Summary: The son of a famous children’s fantasy author returns to his hometown to work at a mental institution where he discovers a crazy old man whose delusions, as it turns out, provided the inspiration for his father’s fantasy book.
Thoughts: You know you’re in for a cheesy movie when something like the above picture is the movie poster. And when you learn the film came straight to DVD with no theatrical release. And it was cheesy. There were a lot of things that didn’t quite work. But, overall, I found it to be a surprisingly touching story, and I very much enjoyed it.
I stumbled on this movie in a strange way. I was planning out middle-grade fantasy novel (still plotting it out; won’t be the next book I write, but it’s simmering) involving a child who’s fantasy-author father dies. I was trying to think of a name for the kingdom for the father’s fantasy novels, which would, of course, be the name of the middle-grade book itself. And, of course, compound words make the best sort of names, as they conjure up certain feelings. “Neverwas” was one of the names I thought about. I Googled it to see if it was taken by something else, and indeed it was. Not only that, but it seemed this strange film had many similarities to my own story: a dead father who was a fantasy author. Actually, that’s the only similarity, but at the time it seemed like a lot. You know how writers are, always afraid their ideas have been taken. Anyway, that’s how I stumbled on the movie, which probably pre-biased me in favor of it.
That said, Neverwas is a strange movie. It’s not a fantasy, it’s a drama. It’s about an adult dealing with adult issues. His father became a famous author, giving interviews and winning the hearts of readers, but his son knew how depressed and messed up he actually was. His father committed suicide. So while the world sees his father’s fantasy book as a brilliant work of literature, his son sees it as the mad writings of a man who’d rather retreat into a nonsense world than deal with his real-world problems. And then to learn that his father’s novel was actually based on the ramblings of another still-living delusional old man, he loses even more respect for his father, and for himself.
But all this is very inward and personal, making it a very hard story to capture on film, and usually the only way it manages is through cheesy dialog and mood swings that barely make sense. Overall, the story muddles itself with too many character conflicts that are all too internal. I think it would’ve worked better if the main character had focused on one external goal that represented what he needed internally. That way, it would have been much easier to empathize with him. Without it, some viewers really have to put some effort into understanding the main characters’ struggles, and it’s just not going to work for a lot viewers. It’s going to come across as shallow or convoluted.
But if you can get past the cheesy dialog, some of the more forced plot points, and the hard-to-understand scenes of the main character sitting there crying, I think there is something touching under it all. It’s about how we use stories to deal with the hard problems of the real world, and how those stories can be both real and unreal at the same time. There are some wonderfully deep themes here if you can catch sight of them.

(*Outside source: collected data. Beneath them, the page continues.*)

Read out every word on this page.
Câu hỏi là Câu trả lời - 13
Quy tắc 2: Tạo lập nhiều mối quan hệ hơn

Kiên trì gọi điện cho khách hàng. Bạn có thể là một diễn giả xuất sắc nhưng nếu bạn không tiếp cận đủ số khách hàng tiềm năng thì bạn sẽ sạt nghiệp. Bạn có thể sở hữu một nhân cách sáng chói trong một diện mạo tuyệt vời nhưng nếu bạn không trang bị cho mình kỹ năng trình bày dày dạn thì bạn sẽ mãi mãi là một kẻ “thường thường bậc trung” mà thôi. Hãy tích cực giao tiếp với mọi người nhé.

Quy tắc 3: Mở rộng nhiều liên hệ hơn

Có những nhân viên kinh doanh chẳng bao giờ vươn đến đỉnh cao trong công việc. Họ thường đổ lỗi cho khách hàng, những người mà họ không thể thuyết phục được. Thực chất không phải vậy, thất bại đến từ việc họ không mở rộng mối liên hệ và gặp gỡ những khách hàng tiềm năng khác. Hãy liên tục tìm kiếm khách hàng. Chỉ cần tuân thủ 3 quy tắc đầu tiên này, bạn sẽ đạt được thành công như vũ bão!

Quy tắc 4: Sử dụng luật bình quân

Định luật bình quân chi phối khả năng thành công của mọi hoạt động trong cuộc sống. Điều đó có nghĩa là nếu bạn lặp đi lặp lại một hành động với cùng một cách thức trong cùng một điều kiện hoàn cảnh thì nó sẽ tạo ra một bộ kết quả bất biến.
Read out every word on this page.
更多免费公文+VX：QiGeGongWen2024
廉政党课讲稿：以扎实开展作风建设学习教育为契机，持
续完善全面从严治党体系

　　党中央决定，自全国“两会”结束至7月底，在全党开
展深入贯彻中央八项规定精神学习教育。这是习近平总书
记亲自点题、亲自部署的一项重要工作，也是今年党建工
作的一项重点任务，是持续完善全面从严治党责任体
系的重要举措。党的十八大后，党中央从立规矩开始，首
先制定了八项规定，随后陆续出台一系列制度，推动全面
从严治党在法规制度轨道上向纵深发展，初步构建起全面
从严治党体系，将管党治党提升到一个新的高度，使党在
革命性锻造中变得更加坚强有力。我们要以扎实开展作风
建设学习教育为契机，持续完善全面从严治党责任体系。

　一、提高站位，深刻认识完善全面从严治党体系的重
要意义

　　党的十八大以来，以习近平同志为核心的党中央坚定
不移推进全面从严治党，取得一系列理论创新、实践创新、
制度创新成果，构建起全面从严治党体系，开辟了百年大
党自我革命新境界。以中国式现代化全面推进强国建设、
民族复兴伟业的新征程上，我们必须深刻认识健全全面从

Of course, as a fantasy writer, I’m biased towards any film that can portray fantasy stories as something important and meaningful. They give me ideas for more stories and inspire me to keep writing.
Finally, the film features a beautiful score by Philip Glass. I know a lot of his work sounds like mostly a bunch of shifting arpeggios, but I love it, and it fits the spirit of the film wonderfully.
The film was only $6 on Amazon, so I couldn’t resist purchasing it.